Enseignement supérieur et conséquences de la loi LRU : la privatisation rampante est en route

Enseignement supérieur et conséquences de la loi LRU : la privatisation rampante est en route

Sans doute les universitaires n’avaient-ils pas pris toute la mesure de la loi LRU (loi relative aux libertés et responsabilités des universités). On ne peut pas leur en tenir rigueur, d’abord parce qu’elle avait été votée en quasi catimini, mais aussi parce que toute son expression dépendait des décrets d’application. Sans compter que personne, en aucune circonstance, ne leur avait demandé leur avis.

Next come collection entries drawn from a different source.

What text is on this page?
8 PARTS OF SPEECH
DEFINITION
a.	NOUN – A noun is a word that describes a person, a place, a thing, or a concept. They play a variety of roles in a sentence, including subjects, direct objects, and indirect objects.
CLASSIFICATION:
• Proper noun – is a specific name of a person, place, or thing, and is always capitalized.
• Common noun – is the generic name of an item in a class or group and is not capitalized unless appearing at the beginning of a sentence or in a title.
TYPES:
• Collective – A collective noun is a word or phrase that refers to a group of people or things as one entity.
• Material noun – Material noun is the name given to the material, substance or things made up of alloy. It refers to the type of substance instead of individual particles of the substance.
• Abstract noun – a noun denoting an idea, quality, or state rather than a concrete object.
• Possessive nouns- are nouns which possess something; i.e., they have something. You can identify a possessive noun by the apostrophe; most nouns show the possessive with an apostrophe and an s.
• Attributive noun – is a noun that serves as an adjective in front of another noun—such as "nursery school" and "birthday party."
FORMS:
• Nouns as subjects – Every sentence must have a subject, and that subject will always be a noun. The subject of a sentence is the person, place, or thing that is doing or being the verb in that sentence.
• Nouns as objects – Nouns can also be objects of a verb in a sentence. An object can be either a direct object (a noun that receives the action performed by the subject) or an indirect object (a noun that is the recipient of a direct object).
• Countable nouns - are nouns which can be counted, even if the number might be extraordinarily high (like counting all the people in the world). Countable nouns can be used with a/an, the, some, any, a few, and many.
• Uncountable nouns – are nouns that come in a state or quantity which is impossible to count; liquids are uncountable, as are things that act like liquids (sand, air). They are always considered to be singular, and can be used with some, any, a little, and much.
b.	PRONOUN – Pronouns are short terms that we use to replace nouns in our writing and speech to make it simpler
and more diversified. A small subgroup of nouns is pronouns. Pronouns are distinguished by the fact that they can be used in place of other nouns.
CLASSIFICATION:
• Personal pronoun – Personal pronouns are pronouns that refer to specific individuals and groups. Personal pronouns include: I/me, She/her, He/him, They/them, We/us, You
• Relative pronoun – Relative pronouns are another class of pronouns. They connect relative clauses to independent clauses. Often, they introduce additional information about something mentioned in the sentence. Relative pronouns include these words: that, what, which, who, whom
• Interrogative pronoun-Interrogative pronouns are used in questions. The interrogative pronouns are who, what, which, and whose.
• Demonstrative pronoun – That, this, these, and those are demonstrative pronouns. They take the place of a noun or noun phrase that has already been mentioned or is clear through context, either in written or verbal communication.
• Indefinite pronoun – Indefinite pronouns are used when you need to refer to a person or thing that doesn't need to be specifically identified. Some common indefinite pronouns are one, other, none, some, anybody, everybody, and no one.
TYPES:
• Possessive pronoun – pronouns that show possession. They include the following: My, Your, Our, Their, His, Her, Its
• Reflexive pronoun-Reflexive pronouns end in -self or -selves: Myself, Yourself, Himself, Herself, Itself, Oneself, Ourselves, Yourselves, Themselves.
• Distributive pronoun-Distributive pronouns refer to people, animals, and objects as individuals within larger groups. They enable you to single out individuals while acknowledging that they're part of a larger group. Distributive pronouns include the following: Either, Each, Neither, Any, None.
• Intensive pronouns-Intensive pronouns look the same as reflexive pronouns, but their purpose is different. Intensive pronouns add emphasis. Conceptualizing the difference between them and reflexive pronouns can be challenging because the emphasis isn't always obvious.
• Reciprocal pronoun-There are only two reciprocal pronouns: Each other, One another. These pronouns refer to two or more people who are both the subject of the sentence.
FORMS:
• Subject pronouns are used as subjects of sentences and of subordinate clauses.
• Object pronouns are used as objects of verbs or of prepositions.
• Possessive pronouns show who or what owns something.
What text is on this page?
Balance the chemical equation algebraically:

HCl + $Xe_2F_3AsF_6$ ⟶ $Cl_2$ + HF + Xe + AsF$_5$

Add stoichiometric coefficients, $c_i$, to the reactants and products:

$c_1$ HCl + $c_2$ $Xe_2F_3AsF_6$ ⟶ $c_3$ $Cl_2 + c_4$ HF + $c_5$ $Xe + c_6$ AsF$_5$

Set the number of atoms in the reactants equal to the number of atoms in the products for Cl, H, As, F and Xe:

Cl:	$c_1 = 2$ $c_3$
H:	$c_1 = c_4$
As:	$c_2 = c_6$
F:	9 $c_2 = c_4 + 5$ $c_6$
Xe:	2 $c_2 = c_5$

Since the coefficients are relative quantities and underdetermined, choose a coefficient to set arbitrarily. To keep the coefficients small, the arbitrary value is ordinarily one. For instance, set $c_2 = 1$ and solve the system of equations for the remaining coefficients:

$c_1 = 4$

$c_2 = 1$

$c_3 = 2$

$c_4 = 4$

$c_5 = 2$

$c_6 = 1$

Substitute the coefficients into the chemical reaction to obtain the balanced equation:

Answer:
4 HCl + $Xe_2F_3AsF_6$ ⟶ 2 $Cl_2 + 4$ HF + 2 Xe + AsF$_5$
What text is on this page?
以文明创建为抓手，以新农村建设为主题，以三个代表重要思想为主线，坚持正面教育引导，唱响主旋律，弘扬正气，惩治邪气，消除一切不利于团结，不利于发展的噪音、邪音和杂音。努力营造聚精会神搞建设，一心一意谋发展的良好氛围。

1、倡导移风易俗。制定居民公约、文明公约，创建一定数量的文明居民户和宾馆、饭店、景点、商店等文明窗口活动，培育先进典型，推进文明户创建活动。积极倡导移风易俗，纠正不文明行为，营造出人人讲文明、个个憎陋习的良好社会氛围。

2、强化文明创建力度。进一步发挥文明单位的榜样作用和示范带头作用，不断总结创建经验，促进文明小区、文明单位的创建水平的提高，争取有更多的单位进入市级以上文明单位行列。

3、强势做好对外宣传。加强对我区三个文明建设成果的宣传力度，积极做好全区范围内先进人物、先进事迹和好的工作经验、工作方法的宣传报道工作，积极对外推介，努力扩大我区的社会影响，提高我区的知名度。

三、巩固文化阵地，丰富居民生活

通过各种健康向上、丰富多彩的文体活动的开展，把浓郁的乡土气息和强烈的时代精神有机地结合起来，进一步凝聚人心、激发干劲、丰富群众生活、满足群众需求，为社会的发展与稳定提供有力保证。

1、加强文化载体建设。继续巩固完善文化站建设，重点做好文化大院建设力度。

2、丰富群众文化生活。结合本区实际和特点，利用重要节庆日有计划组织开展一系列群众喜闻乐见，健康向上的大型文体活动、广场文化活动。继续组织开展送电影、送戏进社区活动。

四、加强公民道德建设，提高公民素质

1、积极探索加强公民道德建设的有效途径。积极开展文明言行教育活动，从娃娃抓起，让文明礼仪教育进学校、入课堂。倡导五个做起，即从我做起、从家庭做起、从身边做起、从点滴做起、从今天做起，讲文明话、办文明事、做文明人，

Aujourd’hui ces décrets sont publiés ou en passe de l’être. Et les conséquences en sont complexes et subtiles, au point qu’on pourrait se faire éblouir.

L’autonomie, un grand mot séducteur, revient à dire en fait que les universités deviennent des entreprises qui vont gérer leurs budgets et toute leur production sans avoir à en référer vraiment à quiconque. En même temps, on repasse le mistigri des transferts de charges, notamment immobilières, à un moment ou la carence de l’état a produit ce qu’on peut constater.

L’état se débarrasse de la chose universitaire. Les universités ont un Président, élu par un Conseil d’Administration, comme dans beaucoup d’entreprises. Et ce Président aura énormément de pouvoir. Naturellement, il sera sous surveillance de son C.A.. Mais la composition des C.A., elle même, ouvre la porte à d’autres que des universitaires. Donc rien n’est certain, sauf qu’il aura beaucoup de pouvoirs.

Ces pouvoirs seront très vastes; ils concerneront toute l’infrastructure, tout le personnel, tout l’enseignement. On peut imaginer une université ne remplaçant pas les enseignants partant à la retraite et augmentant sensiblement les salaires des enseignants, quitte à compléter par une augmentation des droits universitaires. On peut imaginer une politique de sélection sur toutes sortes de critères. On peut imaginer des diplômes cessant d’êtrenationaux. Oh, pas tout de suite, bien sûr, mais c’est juridiquement faisable, quitte à faire sauter discrètement un ou deux petits verrous dans quelques années.

Cette loi vient compléter le dispositif L (licence) M (Master) D (Doctorat), assez largement répandu en Europe, et qui s’inspire un peu (mais pas complètement) du modèle américain. Elle est à mettre en relation avec la forte demande de la tutelle pour la création de Licences Professionnelles. En même temps, on supprime les IUFM, on appauvrit, voire on supprime les IUT.

En ajoutant à cela la possibilité que certains universitaires soient moins ou pas du tout chercheurs, on voit donc se mettre en place, brique par brique, un dispositif qui tend à marquer la séparation entre la licence et le reste. On imagine alors volontiers qu’on pourrait, à moindre coût (puisque les enseignants pourraient effectuer jusqu’à deux fois plus d’heures pour le même salaire), recevoir un grand nombre d’étudiants en premier cycle. On crée ainsi le super-lycée. Un peu comme les colleges américains, à la mode européenne. Il y a longtemps que nos gouvernants en rêvent !

Mais, de plus, en raison d’une politique inévitable d’évaluation, puisque les universités seront concurrentes, en raison de l’abandon probable de la notion de diplôme national, on s’achemine vers une hiérarchie des universités, des mauvaises aux meilleures. Les « meilleures » bénéficieront facilement de l’argent complémentaire ou totalitaire du secteur privé pour former les cadres dont l’industrie et le commerce ont besoin. Les mauvaises seront les universités régionales…

La privatisation rampante est en route.